Эти немногие методические замечания приготовят нас к следующему обзору, по необходимости неполному.

Примечания

Впервые: ЖМНП. 1898. Март. № 4-5. Ч. 312. Отд. II. С. 62-131; Там же. Апрель С. 223-289. Последующие публикации: Собр. соч. Т. 1. С. 226-481; ИП. С. 200-380; частично (извлечения из I и Ш глав) - в: Поэтика. С. 263-272; 467-508. Печатается с сокращениями по: ИП.

Это большая работа, посвященная происхождению поэзии, ее внутренней и внешней дифференциации, формированию особого поэтического языка, фактически и хронологически завершает опубликованные исследования А.Н. Веселовского в области исторической поэтики, начало которым было положено в его университетских курсах 80-х годов, а последующее развитие отражено в публикациях 90-х годов.

*1 А.Н. Веселовский в согласии со многими учеными второй половины XIX в. считал, что древние истоки поэзии можно искать на ранних этапах развития языка, тесно еще связанного с мифологией. Позднейшее развитие сходных мыслей привело в XX в. к выделению особой "мифопоэтической" эпохи в истории культуры. - См.: Франкфорт Г., Франкфорт Г.А., Уилсон Дж., Якобсен Т. В преддверии философии. Духовные искания древнего человека / Пер. Т.Н. Толстой. М., 1984. С. 24-44.

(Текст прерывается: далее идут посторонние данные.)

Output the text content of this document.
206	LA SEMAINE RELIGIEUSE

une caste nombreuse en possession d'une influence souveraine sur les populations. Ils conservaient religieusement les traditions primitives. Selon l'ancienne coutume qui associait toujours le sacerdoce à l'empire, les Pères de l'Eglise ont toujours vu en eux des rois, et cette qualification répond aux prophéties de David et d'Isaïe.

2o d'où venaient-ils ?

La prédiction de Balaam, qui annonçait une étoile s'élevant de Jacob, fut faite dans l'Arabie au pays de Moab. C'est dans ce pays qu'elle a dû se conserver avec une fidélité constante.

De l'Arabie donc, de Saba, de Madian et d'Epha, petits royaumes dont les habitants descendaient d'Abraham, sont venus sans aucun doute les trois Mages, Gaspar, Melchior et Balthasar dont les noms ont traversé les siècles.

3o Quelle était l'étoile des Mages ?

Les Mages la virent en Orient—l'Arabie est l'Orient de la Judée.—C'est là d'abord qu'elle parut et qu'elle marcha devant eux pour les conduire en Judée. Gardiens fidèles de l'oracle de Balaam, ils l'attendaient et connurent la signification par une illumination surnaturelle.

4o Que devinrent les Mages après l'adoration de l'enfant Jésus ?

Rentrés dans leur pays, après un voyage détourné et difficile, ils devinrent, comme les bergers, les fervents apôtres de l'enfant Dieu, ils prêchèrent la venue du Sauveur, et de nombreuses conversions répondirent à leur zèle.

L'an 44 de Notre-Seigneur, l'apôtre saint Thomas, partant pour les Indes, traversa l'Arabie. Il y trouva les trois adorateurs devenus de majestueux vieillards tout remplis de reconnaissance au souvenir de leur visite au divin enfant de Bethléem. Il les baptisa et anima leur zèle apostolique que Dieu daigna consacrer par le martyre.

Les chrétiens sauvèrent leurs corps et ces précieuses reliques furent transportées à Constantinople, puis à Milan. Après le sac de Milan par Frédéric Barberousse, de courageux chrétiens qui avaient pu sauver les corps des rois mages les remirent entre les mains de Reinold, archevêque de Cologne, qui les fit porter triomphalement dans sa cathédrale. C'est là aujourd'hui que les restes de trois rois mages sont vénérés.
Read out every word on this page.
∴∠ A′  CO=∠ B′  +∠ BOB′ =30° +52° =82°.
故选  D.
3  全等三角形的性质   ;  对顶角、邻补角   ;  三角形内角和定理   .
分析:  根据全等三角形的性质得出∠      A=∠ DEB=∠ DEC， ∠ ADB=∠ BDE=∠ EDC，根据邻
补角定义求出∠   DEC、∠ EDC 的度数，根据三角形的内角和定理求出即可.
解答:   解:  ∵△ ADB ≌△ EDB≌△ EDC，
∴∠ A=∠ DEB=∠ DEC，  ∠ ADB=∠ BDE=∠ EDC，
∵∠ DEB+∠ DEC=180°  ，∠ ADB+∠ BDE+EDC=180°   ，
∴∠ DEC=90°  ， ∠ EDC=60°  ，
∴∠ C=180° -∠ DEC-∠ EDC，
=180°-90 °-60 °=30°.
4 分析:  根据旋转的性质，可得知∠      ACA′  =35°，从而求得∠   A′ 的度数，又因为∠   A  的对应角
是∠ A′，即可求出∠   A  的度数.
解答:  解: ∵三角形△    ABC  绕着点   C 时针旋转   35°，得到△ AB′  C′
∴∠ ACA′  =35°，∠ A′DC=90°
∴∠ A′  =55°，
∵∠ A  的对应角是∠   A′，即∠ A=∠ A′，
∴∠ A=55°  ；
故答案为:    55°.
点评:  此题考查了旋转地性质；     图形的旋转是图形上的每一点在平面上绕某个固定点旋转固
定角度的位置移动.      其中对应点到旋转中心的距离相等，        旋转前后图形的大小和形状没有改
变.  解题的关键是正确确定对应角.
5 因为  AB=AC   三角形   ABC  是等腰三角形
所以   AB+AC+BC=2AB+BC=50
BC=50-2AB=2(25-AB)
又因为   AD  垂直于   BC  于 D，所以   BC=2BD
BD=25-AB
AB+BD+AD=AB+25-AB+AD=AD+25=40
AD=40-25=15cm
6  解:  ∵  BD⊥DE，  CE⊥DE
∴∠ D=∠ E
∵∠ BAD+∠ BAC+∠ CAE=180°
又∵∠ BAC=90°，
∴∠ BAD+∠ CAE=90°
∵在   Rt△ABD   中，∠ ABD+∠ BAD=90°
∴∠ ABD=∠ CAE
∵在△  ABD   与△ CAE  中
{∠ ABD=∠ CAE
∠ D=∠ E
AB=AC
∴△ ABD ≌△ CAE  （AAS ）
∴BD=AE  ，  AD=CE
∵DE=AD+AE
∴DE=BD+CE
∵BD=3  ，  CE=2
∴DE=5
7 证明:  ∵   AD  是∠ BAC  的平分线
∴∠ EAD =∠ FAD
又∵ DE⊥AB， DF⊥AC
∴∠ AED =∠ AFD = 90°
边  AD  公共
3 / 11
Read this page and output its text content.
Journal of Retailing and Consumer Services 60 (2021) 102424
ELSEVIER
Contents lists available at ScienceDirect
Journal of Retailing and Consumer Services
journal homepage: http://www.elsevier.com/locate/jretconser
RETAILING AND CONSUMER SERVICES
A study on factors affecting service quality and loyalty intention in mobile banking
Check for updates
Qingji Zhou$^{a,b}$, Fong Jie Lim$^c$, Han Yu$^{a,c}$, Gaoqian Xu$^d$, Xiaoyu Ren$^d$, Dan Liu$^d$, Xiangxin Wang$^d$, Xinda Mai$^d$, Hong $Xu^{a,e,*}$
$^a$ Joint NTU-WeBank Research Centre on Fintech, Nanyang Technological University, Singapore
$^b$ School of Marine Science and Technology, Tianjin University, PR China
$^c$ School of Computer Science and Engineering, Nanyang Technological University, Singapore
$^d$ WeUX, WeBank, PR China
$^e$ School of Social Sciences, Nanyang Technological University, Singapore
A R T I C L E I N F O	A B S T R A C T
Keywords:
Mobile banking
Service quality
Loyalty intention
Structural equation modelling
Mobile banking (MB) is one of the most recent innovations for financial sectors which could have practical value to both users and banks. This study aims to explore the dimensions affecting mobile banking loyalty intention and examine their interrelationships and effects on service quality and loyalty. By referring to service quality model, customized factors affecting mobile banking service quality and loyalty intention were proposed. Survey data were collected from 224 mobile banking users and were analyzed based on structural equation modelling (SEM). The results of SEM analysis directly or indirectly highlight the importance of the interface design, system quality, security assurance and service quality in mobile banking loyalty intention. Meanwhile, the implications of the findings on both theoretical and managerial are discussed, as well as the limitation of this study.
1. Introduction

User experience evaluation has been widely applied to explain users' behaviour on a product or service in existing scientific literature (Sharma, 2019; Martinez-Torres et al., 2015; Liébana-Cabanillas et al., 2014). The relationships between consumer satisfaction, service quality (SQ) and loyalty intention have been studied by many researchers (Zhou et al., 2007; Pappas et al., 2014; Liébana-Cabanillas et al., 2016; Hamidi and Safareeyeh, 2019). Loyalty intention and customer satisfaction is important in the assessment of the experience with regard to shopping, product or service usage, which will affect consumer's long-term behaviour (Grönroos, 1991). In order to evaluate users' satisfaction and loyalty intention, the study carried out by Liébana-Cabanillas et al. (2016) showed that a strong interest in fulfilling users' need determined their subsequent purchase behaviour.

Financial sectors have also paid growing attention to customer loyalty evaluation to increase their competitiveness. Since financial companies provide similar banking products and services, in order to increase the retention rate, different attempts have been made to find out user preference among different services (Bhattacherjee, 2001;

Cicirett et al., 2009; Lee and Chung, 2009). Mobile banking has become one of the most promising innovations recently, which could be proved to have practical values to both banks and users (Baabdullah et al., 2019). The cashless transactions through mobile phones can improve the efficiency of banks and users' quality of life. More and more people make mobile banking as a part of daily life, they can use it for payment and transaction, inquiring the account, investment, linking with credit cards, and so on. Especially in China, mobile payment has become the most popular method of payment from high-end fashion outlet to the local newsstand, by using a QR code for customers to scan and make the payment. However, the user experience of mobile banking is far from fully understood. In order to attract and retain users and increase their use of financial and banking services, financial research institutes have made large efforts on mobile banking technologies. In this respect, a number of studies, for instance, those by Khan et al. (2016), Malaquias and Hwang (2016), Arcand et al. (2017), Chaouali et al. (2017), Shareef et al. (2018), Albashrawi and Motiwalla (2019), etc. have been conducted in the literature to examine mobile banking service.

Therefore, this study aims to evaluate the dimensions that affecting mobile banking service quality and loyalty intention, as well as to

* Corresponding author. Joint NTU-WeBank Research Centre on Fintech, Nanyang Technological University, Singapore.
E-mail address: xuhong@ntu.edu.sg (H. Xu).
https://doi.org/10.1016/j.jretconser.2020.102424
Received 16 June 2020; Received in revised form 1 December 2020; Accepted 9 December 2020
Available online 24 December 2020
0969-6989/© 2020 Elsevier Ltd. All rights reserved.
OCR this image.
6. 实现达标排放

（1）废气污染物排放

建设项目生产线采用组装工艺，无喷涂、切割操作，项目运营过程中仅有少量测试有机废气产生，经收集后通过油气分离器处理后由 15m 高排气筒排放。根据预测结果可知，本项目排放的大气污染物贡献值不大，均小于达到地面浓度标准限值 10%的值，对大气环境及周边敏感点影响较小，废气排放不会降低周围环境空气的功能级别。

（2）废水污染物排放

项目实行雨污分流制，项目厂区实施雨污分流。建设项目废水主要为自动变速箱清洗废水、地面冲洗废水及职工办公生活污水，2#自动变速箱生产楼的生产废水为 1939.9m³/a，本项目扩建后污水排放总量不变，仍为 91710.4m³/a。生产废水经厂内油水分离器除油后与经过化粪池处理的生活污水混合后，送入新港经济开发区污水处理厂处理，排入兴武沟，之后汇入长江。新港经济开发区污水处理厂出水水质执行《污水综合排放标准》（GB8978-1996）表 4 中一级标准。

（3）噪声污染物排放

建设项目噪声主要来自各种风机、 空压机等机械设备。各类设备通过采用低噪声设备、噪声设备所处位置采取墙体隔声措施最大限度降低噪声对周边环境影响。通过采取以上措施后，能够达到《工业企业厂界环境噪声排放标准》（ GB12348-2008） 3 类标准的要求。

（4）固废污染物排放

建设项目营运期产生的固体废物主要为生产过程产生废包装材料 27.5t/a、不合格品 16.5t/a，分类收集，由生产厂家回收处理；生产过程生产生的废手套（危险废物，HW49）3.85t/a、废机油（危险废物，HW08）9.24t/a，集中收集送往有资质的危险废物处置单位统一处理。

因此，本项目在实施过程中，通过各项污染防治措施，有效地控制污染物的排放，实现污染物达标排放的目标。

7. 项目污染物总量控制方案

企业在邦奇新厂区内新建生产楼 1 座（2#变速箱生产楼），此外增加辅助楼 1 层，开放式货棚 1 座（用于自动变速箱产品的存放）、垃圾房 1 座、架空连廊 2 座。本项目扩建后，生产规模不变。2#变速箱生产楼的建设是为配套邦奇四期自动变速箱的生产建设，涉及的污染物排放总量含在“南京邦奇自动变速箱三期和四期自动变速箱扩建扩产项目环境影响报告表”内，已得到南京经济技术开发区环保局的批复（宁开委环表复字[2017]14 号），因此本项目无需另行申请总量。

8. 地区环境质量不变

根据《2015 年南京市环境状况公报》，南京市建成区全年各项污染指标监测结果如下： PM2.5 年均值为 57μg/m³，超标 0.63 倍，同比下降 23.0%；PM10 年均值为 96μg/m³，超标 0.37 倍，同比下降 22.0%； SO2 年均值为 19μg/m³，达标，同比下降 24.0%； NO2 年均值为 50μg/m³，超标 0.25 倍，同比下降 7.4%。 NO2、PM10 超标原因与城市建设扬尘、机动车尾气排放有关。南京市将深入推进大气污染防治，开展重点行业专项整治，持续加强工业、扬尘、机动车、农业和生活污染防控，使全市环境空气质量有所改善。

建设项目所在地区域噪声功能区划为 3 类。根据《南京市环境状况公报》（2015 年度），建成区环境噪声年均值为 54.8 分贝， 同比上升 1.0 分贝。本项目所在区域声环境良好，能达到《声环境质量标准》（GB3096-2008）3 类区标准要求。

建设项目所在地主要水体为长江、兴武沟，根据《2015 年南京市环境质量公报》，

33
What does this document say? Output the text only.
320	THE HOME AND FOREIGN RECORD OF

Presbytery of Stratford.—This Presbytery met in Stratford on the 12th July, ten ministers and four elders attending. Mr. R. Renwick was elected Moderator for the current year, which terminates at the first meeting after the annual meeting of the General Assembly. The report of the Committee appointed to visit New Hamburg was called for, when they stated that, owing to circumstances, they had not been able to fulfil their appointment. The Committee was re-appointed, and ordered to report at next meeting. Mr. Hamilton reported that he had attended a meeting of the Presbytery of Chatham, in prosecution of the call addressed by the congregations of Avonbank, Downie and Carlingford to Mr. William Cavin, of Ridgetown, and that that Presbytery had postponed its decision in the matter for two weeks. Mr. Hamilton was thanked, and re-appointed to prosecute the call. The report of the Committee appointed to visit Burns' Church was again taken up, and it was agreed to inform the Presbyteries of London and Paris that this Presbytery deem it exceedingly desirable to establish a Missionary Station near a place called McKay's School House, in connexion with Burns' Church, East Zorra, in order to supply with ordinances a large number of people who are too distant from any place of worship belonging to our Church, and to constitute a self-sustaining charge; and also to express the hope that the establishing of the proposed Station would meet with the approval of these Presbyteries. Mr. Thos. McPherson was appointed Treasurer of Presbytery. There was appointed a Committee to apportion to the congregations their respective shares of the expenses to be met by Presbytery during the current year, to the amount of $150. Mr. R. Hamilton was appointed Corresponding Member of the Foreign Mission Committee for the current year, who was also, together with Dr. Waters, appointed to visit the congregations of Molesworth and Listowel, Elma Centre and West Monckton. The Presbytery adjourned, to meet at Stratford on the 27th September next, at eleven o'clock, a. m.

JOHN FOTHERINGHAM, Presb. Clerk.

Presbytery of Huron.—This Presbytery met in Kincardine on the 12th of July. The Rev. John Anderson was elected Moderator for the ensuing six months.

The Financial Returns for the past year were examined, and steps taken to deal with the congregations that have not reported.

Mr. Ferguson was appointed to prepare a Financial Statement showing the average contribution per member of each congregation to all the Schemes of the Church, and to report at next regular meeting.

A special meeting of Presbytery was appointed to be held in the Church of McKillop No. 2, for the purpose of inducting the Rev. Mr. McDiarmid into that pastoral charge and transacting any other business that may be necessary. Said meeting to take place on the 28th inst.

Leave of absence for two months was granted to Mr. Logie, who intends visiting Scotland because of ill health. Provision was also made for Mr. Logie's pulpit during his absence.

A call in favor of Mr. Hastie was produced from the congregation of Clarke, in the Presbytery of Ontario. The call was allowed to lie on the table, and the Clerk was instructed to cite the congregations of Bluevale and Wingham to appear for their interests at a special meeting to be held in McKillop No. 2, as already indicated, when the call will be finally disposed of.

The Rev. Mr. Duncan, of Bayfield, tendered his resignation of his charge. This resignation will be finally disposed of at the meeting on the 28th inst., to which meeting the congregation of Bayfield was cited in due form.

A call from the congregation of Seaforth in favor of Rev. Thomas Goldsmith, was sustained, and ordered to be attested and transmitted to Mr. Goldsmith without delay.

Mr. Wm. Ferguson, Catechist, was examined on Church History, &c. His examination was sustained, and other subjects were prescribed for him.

*2 Понятие синкретизма, т.е. первоначальной нерасчлененности различных видов искусства, относится к центральным в учении А.Н. Веселовского (ср.: Энгельгардт Б.М. Александр Николаевич Веселовский. С. 88, 134; Шишмарев В.Ф. Александр Николаевич Веселовский // Шишмарев В.Ф. Избранные статьи. Л., 1972. С. 320-330). О значении для современной науки этой теории Веселовского, а также об оценке ученого как одного из предшественников современной семиотической этнологии и поэтики см.: Иванов Вяч. Вс. Очерки по истории семиотики в СССР. С. 6-10.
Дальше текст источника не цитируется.